Is there a setting in v1.2 that I can use to tell the database handler that the tables were generated by v1.1? Or is there another reason for this problem?
- the psycopg2 version on the 1.1 installation is 2.0.13 (windows and Linux), the one on the 1.2 installation is 2.0.14 (linux)
- the names of the classes are much longer than used here (63 characters for the id_s name).
- There are many more ManyToMany uses in the model used by this application, including the class implicated in the exception.
This seems to have to do with long names on ManyToMany members, when model_bar_foo_id_seq exceeds 63 characters, there is also a similar problem if the referenced class name is too long.

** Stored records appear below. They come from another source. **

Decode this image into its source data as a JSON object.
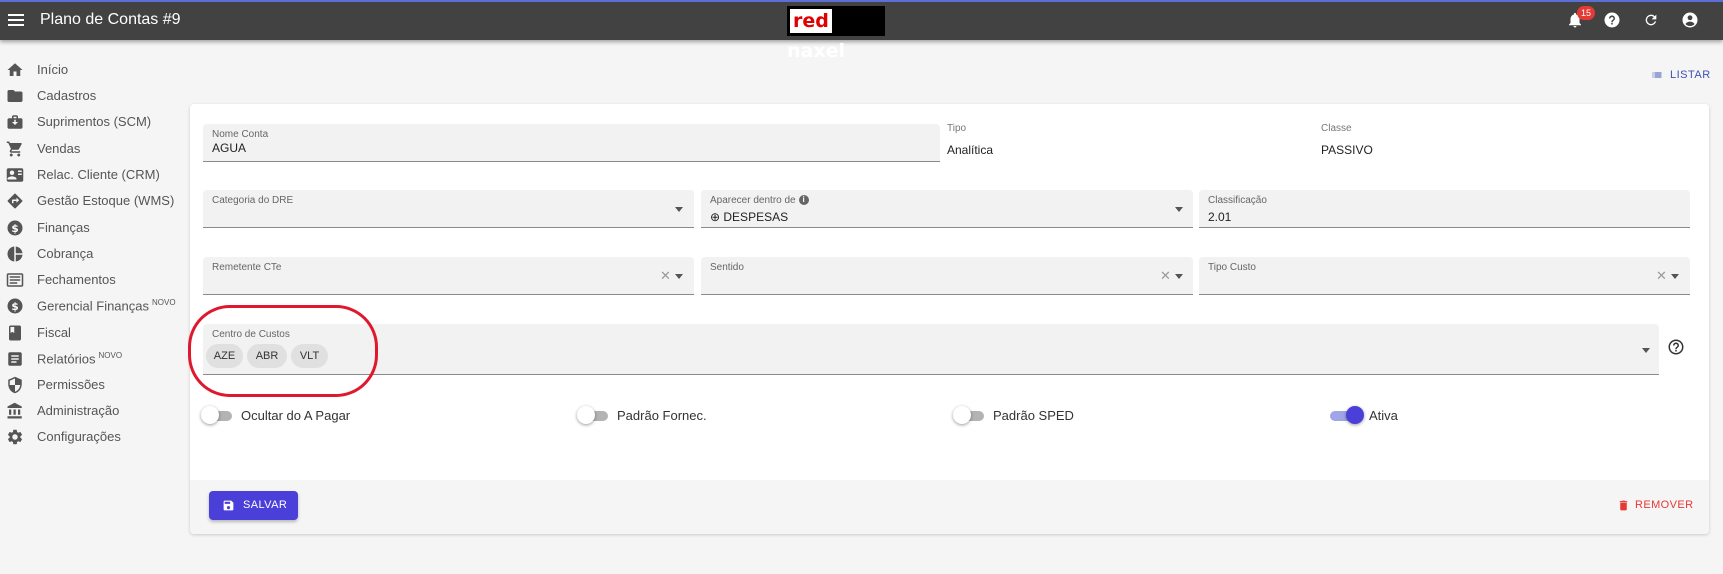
{
  "header": {
    "title": "Plano de Contas #9",
    "logo_red": "red",
    "logo_rest": "naxel",
    "notification_count": "15"
  },
  "sidebar": {
    "items": [
      {
        "label": "Início",
        "icon": "home-icon"
      },
      {
        "label": "Cadastros",
        "icon": "folder-icon"
      },
      {
        "label": "Suprimentos (SCM)",
        "icon": "briefcase-icon"
      },
      {
        "label": "Vendas",
        "icon": "cart-icon"
      },
      {
        "label": "Relac. Cliente (CRM)",
        "icon": "contact-card-icon"
      },
      {
        "label": "Gestão Estoque (WMS)",
        "icon": "directions-icon"
      },
      {
        "label": "Finanças",
        "icon": "dollar-circle-icon"
      },
      {
        "label": "Cobrança",
        "icon": "pie-chart-icon"
      },
      {
        "label": "Fechamentos",
        "icon": "list-box-icon"
      },
      {
        "label": "Gerencial Finanças",
        "badge": "NOVO",
        "icon": "dollar-circle-icon"
      },
      {
        "label": "Fiscal",
        "icon": "book-icon"
      },
      {
        "label": "Relatórios",
        "badge": "NOVO",
        "icon": "report-icon"
      },
      {
        "label": "Permissões",
        "icon": "shield-icon"
      },
      {
        "label": "Administração",
        "icon": "bank-icon"
      },
      {
        "label": "Configurações",
        "icon": "gear-icon"
      }
    ]
  },
  "actions": {
    "list_label": "LISTAR",
    "save_label": "SALVAR",
    "remove_label": "REMOVER"
  },
  "form": {
    "nome_conta": {
      "label": "Nome Conta",
      "value": "AGUA"
    },
    "tipo": {
      "label": "Tipo",
      "value": "Analítica"
    },
    "classe": {
      "label": "Classe",
      "value": "PASSIVO"
    },
    "categoria_dre": {
      "label": "Categoria do DRE",
      "value": ""
    },
    "aparecer_dentro": {
      "label": "Aparecer dentro de",
      "value": "⊕ DESPESAS"
    },
    "classificacao": {
      "label": "Classificação",
      "value": "2.01"
    },
    "remetente_cte": {
      "label": "Remetente CTe",
      "value": ""
    },
    "sentido": {
      "label": "Sentido",
      "value": ""
    },
    "tipo_custo": {
      "label": "Tipo Custo",
      "value": ""
    },
    "centro_custos": {
      "label": "Centro de Custos",
      "chips": [
        "AZE",
        "ABR",
        "VLT"
      ]
    }
  },
  "toggles": [
    {
      "label": "Ocultar do A Pagar",
      "on": false
    },
    {
      "label": "Padrão Fornec.",
      "on": false
    },
    {
      "label": "Padrão SPED",
      "on": false
    },
    {
      "label": "Ativa",
      "on": true
    }
  ],
  "colors": {
    "primary": "#4a3fd8",
    "topbar": "#424242",
    "danger": "#e53935",
    "highlight": "#e0182d"
  }
}
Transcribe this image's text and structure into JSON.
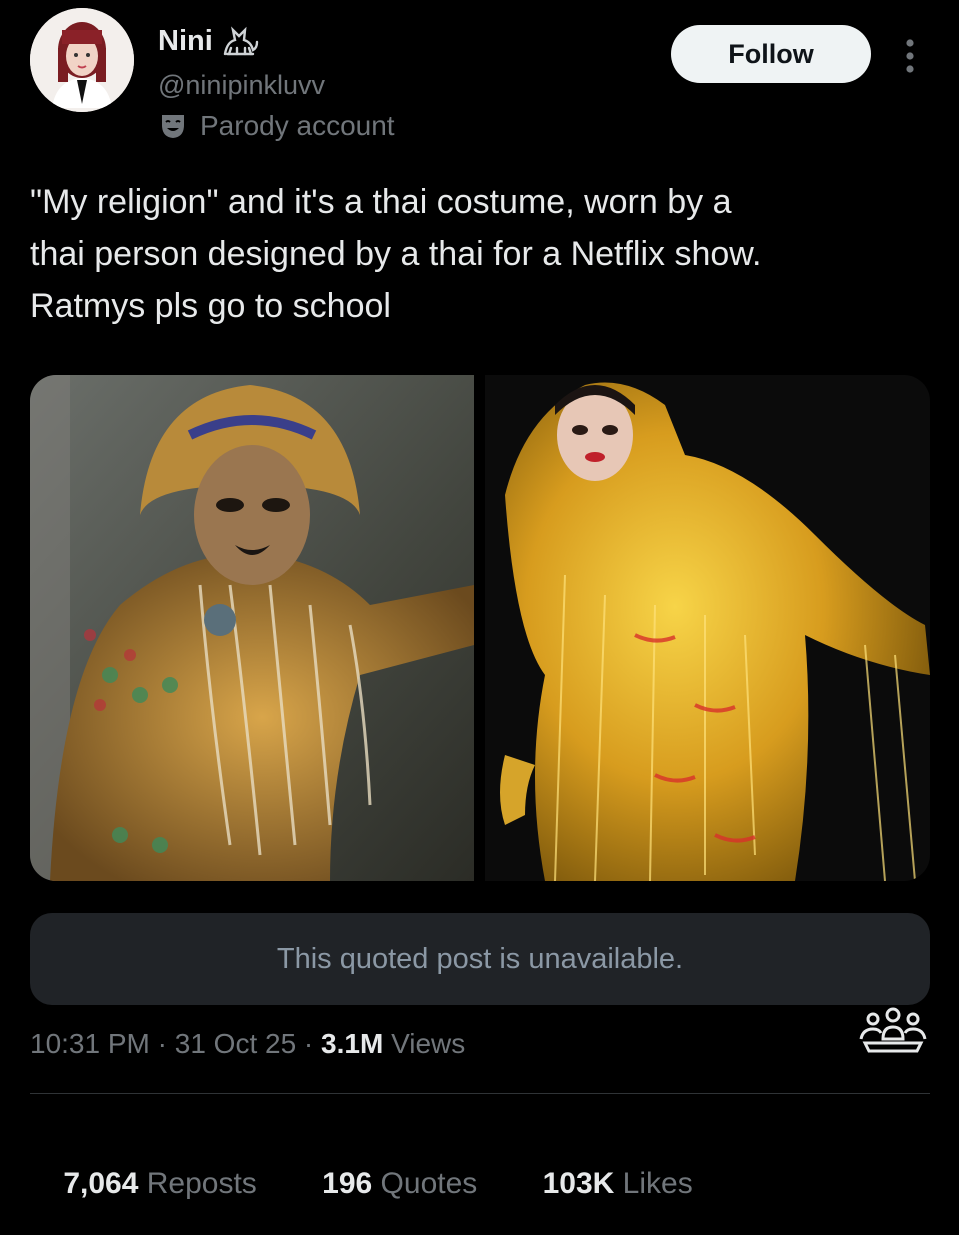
{
  "author": {
    "display_name": "Nini",
    "handle": "@ninipinkluvv",
    "badge_label": "Parody account",
    "name_emoji_icon": "black-cat-icon",
    "badge_icon": "theater-mask-icon"
  },
  "follow_label": "Follow",
  "more_icon": "vertical-ellipsis-icon",
  "tweet": {
    "text": "\"My religion\" and it's a thai costume, worn by a\nthai person designed by a thai for a Netflix show.\nRatmys pls go to school"
  },
  "media": [
    {
      "description": "Performer in gold jeweled Thai costume with pearl strands"
    },
    {
      "description": "Performer in shimmering gold beaded fringe costume"
    }
  ],
  "quoted_post": {
    "text": "This quoted post is unavailable."
  },
  "meta": {
    "time": "10:31 PM",
    "separator": " · ",
    "date": "31 Oct 25",
    "views_count": "3.1M",
    "views_label": " Views",
    "community_icon": "community-notes-icon"
  },
  "stats": [
    {
      "count": "7,064",
      "label": " Reposts"
    },
    {
      "count": "196",
      "label": " Quotes"
    },
    {
      "count": "103K",
      "label": " Likes"
    }
  ],
  "colors": {
    "background": "#000000",
    "primary_text": "#e7e9ea",
    "secondary_text": "#71767b",
    "follow_bg": "#eff3f4",
    "quoted_bg": "#202327"
  }
}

I have now created a small testcase.
When running the foobar_test.py script after doing syncdb from Django 1.1.1 all four tests works in Django 1.1.1, while the fourth fails in 1.2.1 as mentioned below.
Then, when deleting the tables and syncdb-ing from Django 1.2.1 the fourth test still does not work, while the tests still works in 1.1.1.
Therefore, this seems to be a bug in Django 1.2.1.
There is some complaint when doing syncdb, but they seem to be for some other database operation, not configuring the tables.
It is possible that http://code.djangoproject.com/changeset/13328 may have fixed part of the problem, but when testing the last_insert_id() part of that fix, it did not work with names that contain upper case characters. I have not tested the full fix.